Prekmurska gibanica originates from the Mura river region (Prekmurje literally means “across the Mura river (region)”) and is considered one of Slovenia's most recognisable culinary specialties.
The nutritious desert that is composed of two types of dough and four fillings was in the past reserved for special occasions only, as it wasn't cheap to make: a layer of shortbread at the bottom and four fillings in the prescribed order (poppy seeds; cottage cheese; walnuts; apples), each separated with a thin layer of filo (strudel) pastry.
In 2010 Prekmurska gibanica was awarded the Traditional Speciality Guaranteed Certificate, which is used to protect a recipe, ingredients or a method of preparation, while production is not geographically limited. This means one can produce (and sell) prekmurska gibanica anywhere in the world as long as the correct recipe is observed.
If we'll be making gibanica in a cake tin, we'll have to cut it into 16 cake pieces (the rules say so). Gibanica baked in rectangular pan will be cut into cubes. For a 40x35cm rectangular baking dish or a round pan of 30 to 35cm in diameter, we will need the following amount of ingredients.
short pastry for the base
filo (strudel) pastry (9 sheets)
Poppy seed filling
30dag finely ground poppy seeds
10 dag granulated sugar
1 vanilla sugar (optional)
Cottage cheese filling
1.2kg full-fat cottage cheese
10 dag granulated sugar
pinch of salt
2 sachets of vanilla sugar (optional)
30dag ground walnuts
10dag granulated sugar
1 vanilla sugar (optional9
1.5 kg apples (sour variety, grind)
12 dag of granulated sugar,
pinch of cinnamon
2 sachets of vanilla sugar
8 dl of fresh cream mixed with 3 eggs for the cream topping
25 dag of melted butter for the fatty topping
Once we’ve got all the fillings, pastry and toppings ready, we begin building gibanica by placing short bread pastry to the bottom of the baking tray. This part is called the foot or podplat in Slovenian. On the top of the short bread pastry we put one layer of filo pastry and half of the poppy seed filling on the top of that. The poppy seeds are then topped with some fatty and cream topping, before covered with another layer of filo pastry and the cottage cheese filling. The third filling is then walnuts, followed by apples. Each filling is covered with both toppings before a layer of filo pastry is placed on the top of those.
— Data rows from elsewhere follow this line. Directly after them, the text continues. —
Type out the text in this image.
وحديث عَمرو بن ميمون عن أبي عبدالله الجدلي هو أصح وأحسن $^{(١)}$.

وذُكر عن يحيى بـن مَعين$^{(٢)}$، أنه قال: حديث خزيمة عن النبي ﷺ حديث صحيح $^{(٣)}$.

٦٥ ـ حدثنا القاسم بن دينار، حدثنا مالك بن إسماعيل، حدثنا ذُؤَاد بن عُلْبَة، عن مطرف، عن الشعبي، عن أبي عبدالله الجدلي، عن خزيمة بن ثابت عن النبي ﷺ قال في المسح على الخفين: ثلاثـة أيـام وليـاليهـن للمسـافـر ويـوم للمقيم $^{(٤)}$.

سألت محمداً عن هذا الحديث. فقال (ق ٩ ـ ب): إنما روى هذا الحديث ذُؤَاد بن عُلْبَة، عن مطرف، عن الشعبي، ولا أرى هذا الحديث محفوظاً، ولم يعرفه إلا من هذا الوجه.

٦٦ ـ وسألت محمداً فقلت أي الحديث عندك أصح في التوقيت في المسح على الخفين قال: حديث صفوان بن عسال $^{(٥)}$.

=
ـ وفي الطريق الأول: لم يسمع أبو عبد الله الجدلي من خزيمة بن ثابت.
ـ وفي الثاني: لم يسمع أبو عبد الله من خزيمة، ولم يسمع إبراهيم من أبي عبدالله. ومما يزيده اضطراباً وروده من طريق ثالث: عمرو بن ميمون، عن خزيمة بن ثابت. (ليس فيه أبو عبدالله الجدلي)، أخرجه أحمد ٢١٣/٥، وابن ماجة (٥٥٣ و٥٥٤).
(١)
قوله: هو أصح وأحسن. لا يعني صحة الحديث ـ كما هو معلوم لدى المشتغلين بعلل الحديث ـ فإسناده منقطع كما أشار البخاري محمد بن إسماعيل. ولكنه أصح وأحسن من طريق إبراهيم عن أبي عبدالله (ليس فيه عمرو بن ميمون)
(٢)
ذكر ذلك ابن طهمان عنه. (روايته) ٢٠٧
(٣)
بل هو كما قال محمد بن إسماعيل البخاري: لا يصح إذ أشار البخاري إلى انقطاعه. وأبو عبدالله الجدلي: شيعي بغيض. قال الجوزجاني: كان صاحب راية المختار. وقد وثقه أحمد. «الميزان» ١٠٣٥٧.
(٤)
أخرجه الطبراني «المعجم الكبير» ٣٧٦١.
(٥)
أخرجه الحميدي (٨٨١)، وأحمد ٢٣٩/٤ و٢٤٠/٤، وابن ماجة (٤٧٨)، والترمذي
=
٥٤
The procedure with the fillings is then repeated in the same order once more and completes with a layer of filo pastry and cream and/or fatty topping.
Before gibanica is placed into a preheated oven for about an hour and a half, we prick it with a toothpick to prevent bubbles from forming.
Once baked, we leave it rest for at least four hours so that it won’t fall apart when sliced.